Вообще-то я мог бы попросту проигнорировать Долгорукого. Пришел и пришел себе – пусть стоит. А я ноль внимания, фунт презрения. И ведь будет стоять, терпеть и ждать, пока не соизволю простить, – таков обычай. Я, когда узнал это от Воротынского, первым делом уточнил:
– И день можно, и два?
– Хошь седмицу, – отрезал тот недовольно, но затем, помолчав, примирительно заметил: – Конечно, старый черт заслужил, чтоб его так-то, но на Москве люд доброту ценит, да и тебе в суровость впадать негоже – чай, тесть.
– Постоит пару дней, не прокиснет, – упрямо буркнул я, лихо опрокидывая в себя очередной кубок с медом.

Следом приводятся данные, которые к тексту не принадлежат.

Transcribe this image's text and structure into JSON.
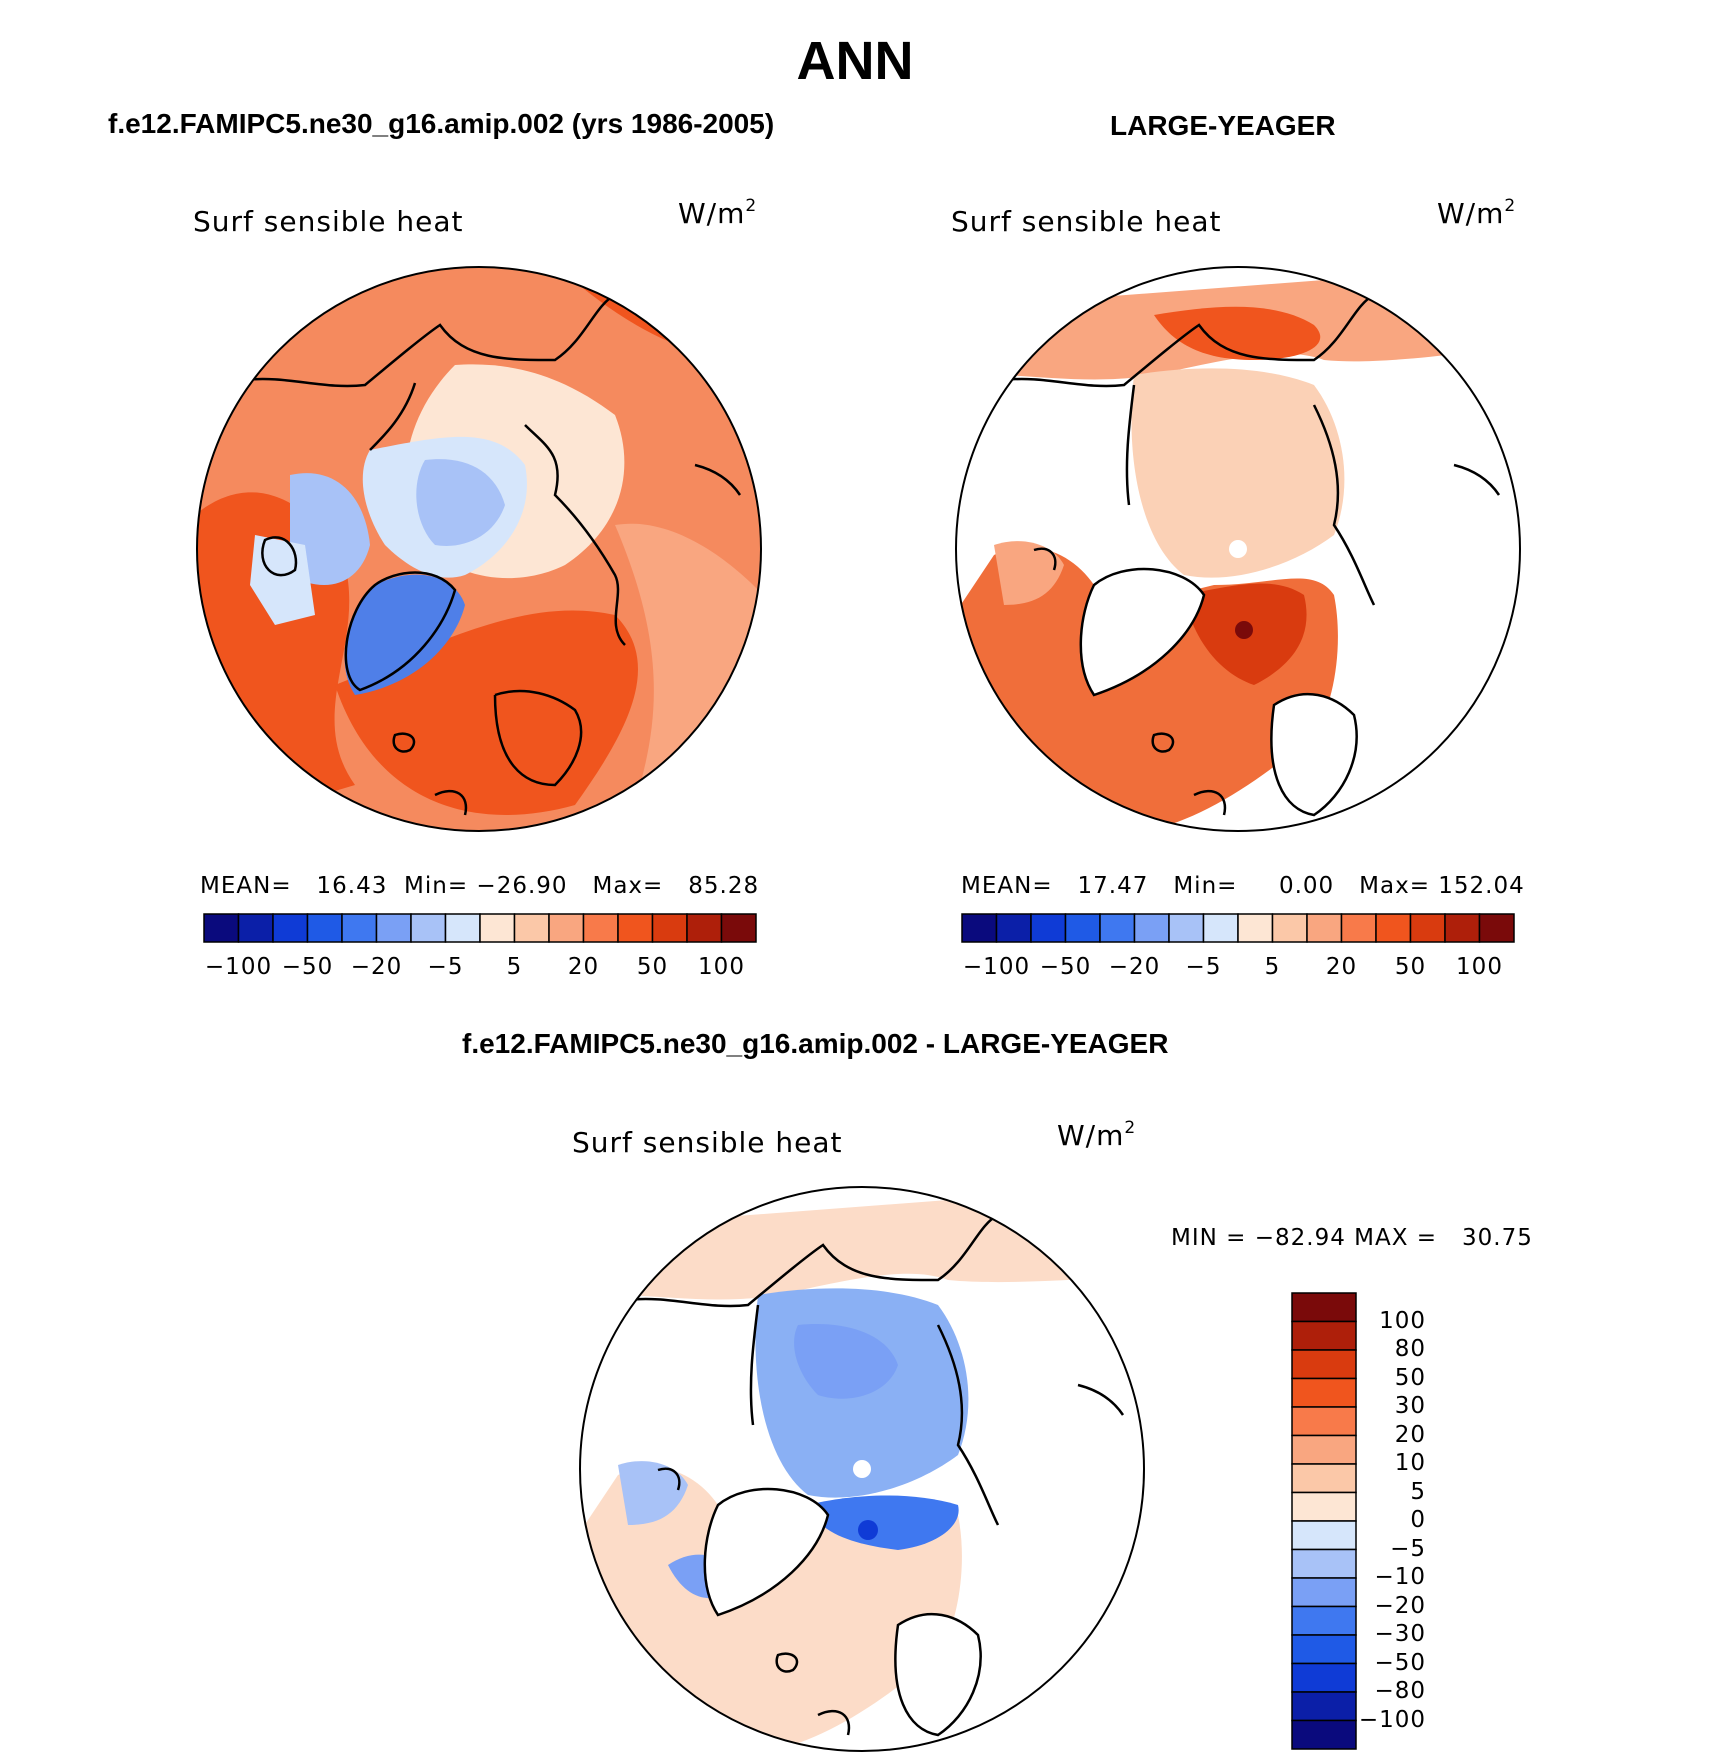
{
  "title": "ANN",
  "panels": [
    {
      "heading": "f.e12.FAMIPC5.ne30_g16.amip.002 (yrs 1986-2005)",
      "variable": "Surf  sensible  heat",
      "units_base": "W/m",
      "units_sup": "2",
      "stats": {
        "mean_label": "MEAN=",
        "mean": "16.43",
        "min_label": "Min=",
        "min": "−26.90",
        "max_label": "Max=",
        "max": "85.28"
      },
      "colorbar_ticks": [
        "−100",
        "−50",
        "−20",
        "−5",
        "5",
        "20",
        "50",
        "100"
      ]
    },
    {
      "heading": "LARGE-YEAGER",
      "variable": "Surf  sensible  heat",
      "units_base": "W/m",
      "units_sup": "2",
      "stats": {
        "mean_label": "MEAN=",
        "mean": "17.47",
        "min_label": "Min=",
        "min": "0.00",
        "max_label": "Max=",
        "max": "152.04"
      },
      "colorbar_ticks": [
        "−100",
        "−50",
        "−20",
        "−5",
        "5",
        "20",
        "50",
        "100"
      ]
    },
    {
      "heading": "f.e12.FAMIPC5.ne30_g16.amip.002 - LARGE-YEAGER",
      "variable": "Surf  sensible  heat",
      "units_base": "W/m",
      "units_sup": "2",
      "stats_line": "MIN = −82.94 MAX =   30.75",
      "colorbar_ticks": [
        "100",
        "80",
        "50",
        "30",
        "20",
        "10",
        "5",
        "0",
        "−5",
        "−10",
        "−20",
        "−30",
        "−50",
        "−80",
        "−100"
      ]
    }
  ],
  "colors": {
    "horizontal_bar": [
      "#0a0a7d",
      "#0b1fa8",
      "#0f3bd6",
      "#1f5ae6",
      "#3f78f0",
      "#7aa0f5",
      "#a8c2f7",
      "#d6e6fb",
      "#fde6d4",
      "#fbc8a8",
      "#f9a680",
      "#f87a4a",
      "#f0551e",
      "#d93b0f",
      "#ae1f0a",
      "#7a0a0a"
    ],
    "vertical_bar_top_to_bottom": [
      "#7a0a0a",
      "#ae1f0a",
      "#d93b0f",
      "#f0551e",
      "#f87a4a",
      "#f9a680",
      "#fbc8a8",
      "#fde6d4",
      "#d6e6fb",
      "#a8c2f7",
      "#7aa0f5",
      "#3f78f0",
      "#1f5ae6",
      "#0f3bd6",
      "#0b1fa8",
      "#0a0a7d"
    ],
    "panel1_fill": "#f58a5e",
    "panel1_ice": "#bcd3f8",
    "panel1_ice_deep": "#4f7fe8",
    "panel2_fill": "#fbd1b6",
    "panel2_strong": "#f06e3a",
    "panel3_fill": "#8ab0f4",
    "panel3_warm": "#fcdcc8"
  },
  "chart_data": [
    {
      "type": "heatmap",
      "title": "f.e12.FAMIPC5.ne30_g16.amip.002 (yrs 1986-2005)",
      "variable": "Surf  sensible  heat",
      "units": "W/m2",
      "mean": 16.43,
      "min": -26.9,
      "max": 85.28,
      "levels": [
        -100,
        -80,
        -50,
        -30,
        -20,
        -10,
        -5,
        0,
        5,
        10,
        20,
        30,
        50,
        80,
        100
      ],
      "colorbar_labels": [
        -100,
        -50,
        -20,
        -5,
        5,
        20,
        50,
        100
      ]
    },
    {
      "type": "heatmap",
      "title": "LARGE-YEAGER",
      "variable": "Surf  sensible  heat",
      "units": "W/m2",
      "mean": 17.47,
      "min": 0.0,
      "max": 152.04,
      "levels": [
        -100,
        -80,
        -50,
        -30,
        -20,
        -10,
        -5,
        0,
        5,
        10,
        20,
        30,
        50,
        80,
        100
      ],
      "colorbar_labels": [
        -100,
        -50,
        -20,
        -5,
        5,
        20,
        50,
        100
      ]
    },
    {
      "type": "heatmap",
      "title": "f.e12.FAMIPC5.ne30_g16.amip.002 - LARGE-YEAGER",
      "variable": "Surf  sensible  heat",
      "units": "W/m2",
      "min": -82.94,
      "max": 30.75,
      "levels": [
        -100,
        -80,
        -50,
        -30,
        -20,
        -10,
        -5,
        0,
        5,
        10,
        20,
        30,
        50,
        80,
        100
      ],
      "colorbar_labels": [
        100,
        80,
        50,
        30,
        20,
        10,
        5,
        0,
        -5,
        -10,
        -20,
        -30,
        -50,
        -80,
        -100
      ]
    }
  ]
}
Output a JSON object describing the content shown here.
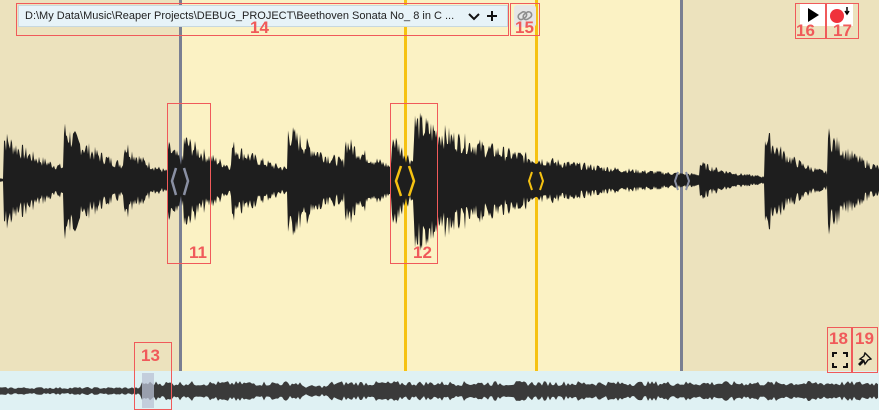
{
  "path_bar": {
    "text": "D:\\My Data\\Music\\Reaper Projects\\DEBUG_PROJECT\\Beethoven Sonata No_ 8 in C ...",
    "dropdown_icon": "chevron-down-icon",
    "add_icon": "plus-icon"
  },
  "toolbar": {
    "link_icon": "link-icon",
    "play_icon": "play-icon",
    "record_icon": "record-arm-icon",
    "fullscreen_icon": "fullscreen-icon",
    "pin_icon": "pin-icon"
  },
  "colors": {
    "outside_region": "#ece2bd",
    "selected_region": "#fbf2c4",
    "waveform": "#1e1e1e",
    "gray_marker": "#7a7f92",
    "gold_marker": "#f6c211",
    "overview_bg": "#dff1f3",
    "annotation": "#f05a5a"
  },
  "annotations": {
    "a11": "11",
    "a12": "12",
    "a13": "13",
    "a14": "14",
    "a15": "15",
    "a16": "16",
    "a17": "17",
    "a18": "18",
    "a19": "19"
  }
}
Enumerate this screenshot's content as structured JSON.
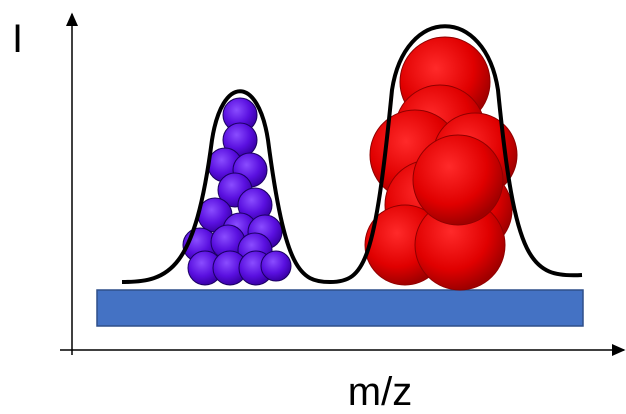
{
  "axis_labels": {
    "y": "I",
    "x": "m/z"
  }
}
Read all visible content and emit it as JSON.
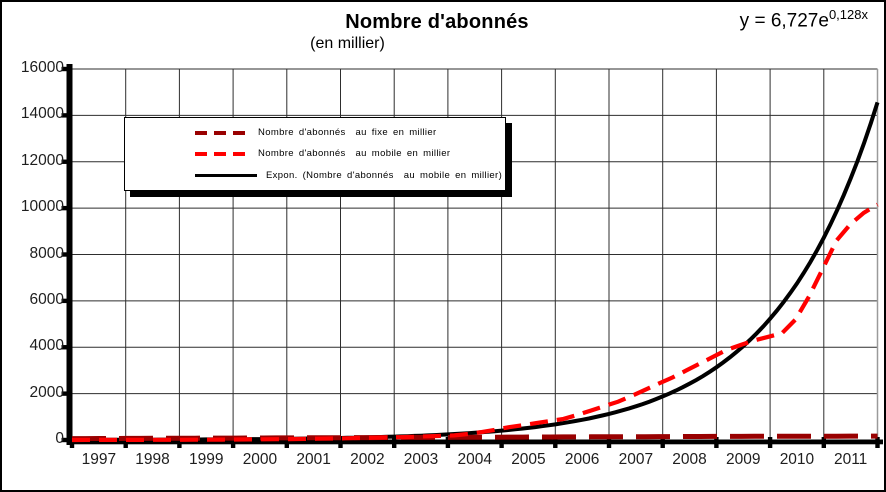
{
  "chart": {
    "title": "Nombre d'abonnés",
    "subtitle": "(en millier)",
    "equation_base": "y = 6,727e",
    "equation_exponent": "0,128x"
  },
  "legend": {
    "items": [
      {
        "label": "Nombre d'abonnés  au fixe en millier",
        "color": "#990000",
        "style": "dashed"
      },
      {
        "label": "Nombre d'abonnés  au mobile en millier",
        "color": "#ff0000",
        "style": "dashed"
      },
      {
        "label": "Expon. (Nombre d'abonnés  au mobile en millier)",
        "color": "#000000",
        "style": "solid"
      }
    ]
  },
  "chart_data": {
    "type": "line",
    "title": "Nombre d'abonnés (en millier)",
    "xlabel": "",
    "ylabel": "",
    "x_categories": [
      "1997",
      "1998",
      "1999",
      "2000",
      "2001",
      "2002",
      "2003",
      "2004",
      "2005",
      "2006",
      "2007",
      "2008",
      "2009",
      "2010",
      "2011"
    ],
    "points_per_year": 4,
    "x_note": "quarterly points 1997Q1 - 2011Q4 (60 points)",
    "ylim": [
      0,
      16000
    ],
    "y_ticks": [
      0,
      2000,
      4000,
      6000,
      8000,
      10000,
      12000,
      14000,
      16000
    ],
    "grid": true,
    "legend_position": "top-left inside plot area",
    "annotation": "y = 6,727e^(0,128x)",
    "series": [
      {
        "name": "Nombre d'abonnés au fixe en millier",
        "color": "#990000",
        "line_style": "dashed",
        "values": [
          60,
          62,
          64,
          66,
          68,
          70,
          72,
          74,
          76,
          78,
          80,
          82,
          84,
          86,
          88,
          90,
          92,
          94,
          96,
          98,
          100,
          102,
          104,
          106,
          108,
          110,
          112,
          114,
          116,
          118,
          120,
          122,
          124,
          126,
          128,
          130,
          132,
          134,
          136,
          138,
          140,
          142,
          144,
          146,
          148,
          150,
          152,
          154,
          156,
          157,
          158,
          160,
          161,
          162,
          164,
          165,
          166,
          168,
          169,
          170
        ]
      },
      {
        "name": "Nombre d'abonnés au mobile en millier",
        "color": "#ff0000",
        "line_style": "dashed",
        "values": [
          2,
          3,
          3,
          4,
          5,
          6,
          7,
          8,
          10,
          12,
          14,
          17,
          20,
          24,
          29,
          34,
          40,
          47,
          55,
          64,
          75,
          85,
          96,
          108,
          120,
          138,
          158,
          178,
          200,
          260,
          340,
          440,
          550,
          640,
          730,
          820,
          910,
          1080,
          1270,
          1460,
          1650,
          1900,
          2170,
          2440,
          2700,
          3000,
          3300,
          3600,
          3900,
          4100,
          4300,
          4450,
          4600,
          5200,
          6200,
          7400,
          8600,
          9300,
          9800,
          10150
        ]
      },
      {
        "name": "Expon. (Nombre d'abonnés au mobile en millier)",
        "color": "#000000",
        "line_style": "solid",
        "trendline": {
          "form": "exponential",
          "a": 6.727,
          "b": 0.128,
          "x": "quarter index 0-60",
          "formula": "y = 6,727e^(0,128x)",
          "end_value": 14573
        }
      }
    ]
  }
}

На самом деле Андрей Тимофеевич не простоял и получаса. А вот теперь я веду его к себе и посажу за стол в знак того, что наказание для него кончилось, хотя по уму надо было бы его выдержать на холоде, под зарядившим с утра осенним дождем хотя бы пару-тройку часов. Ну и ладно, кто старое помянет… Да и о каком наказании может идти речь, если сейчас, может статься, жизнь моей ненаглядной под угрозой, и убрать эту угрозу в состоянии только Долгорукий.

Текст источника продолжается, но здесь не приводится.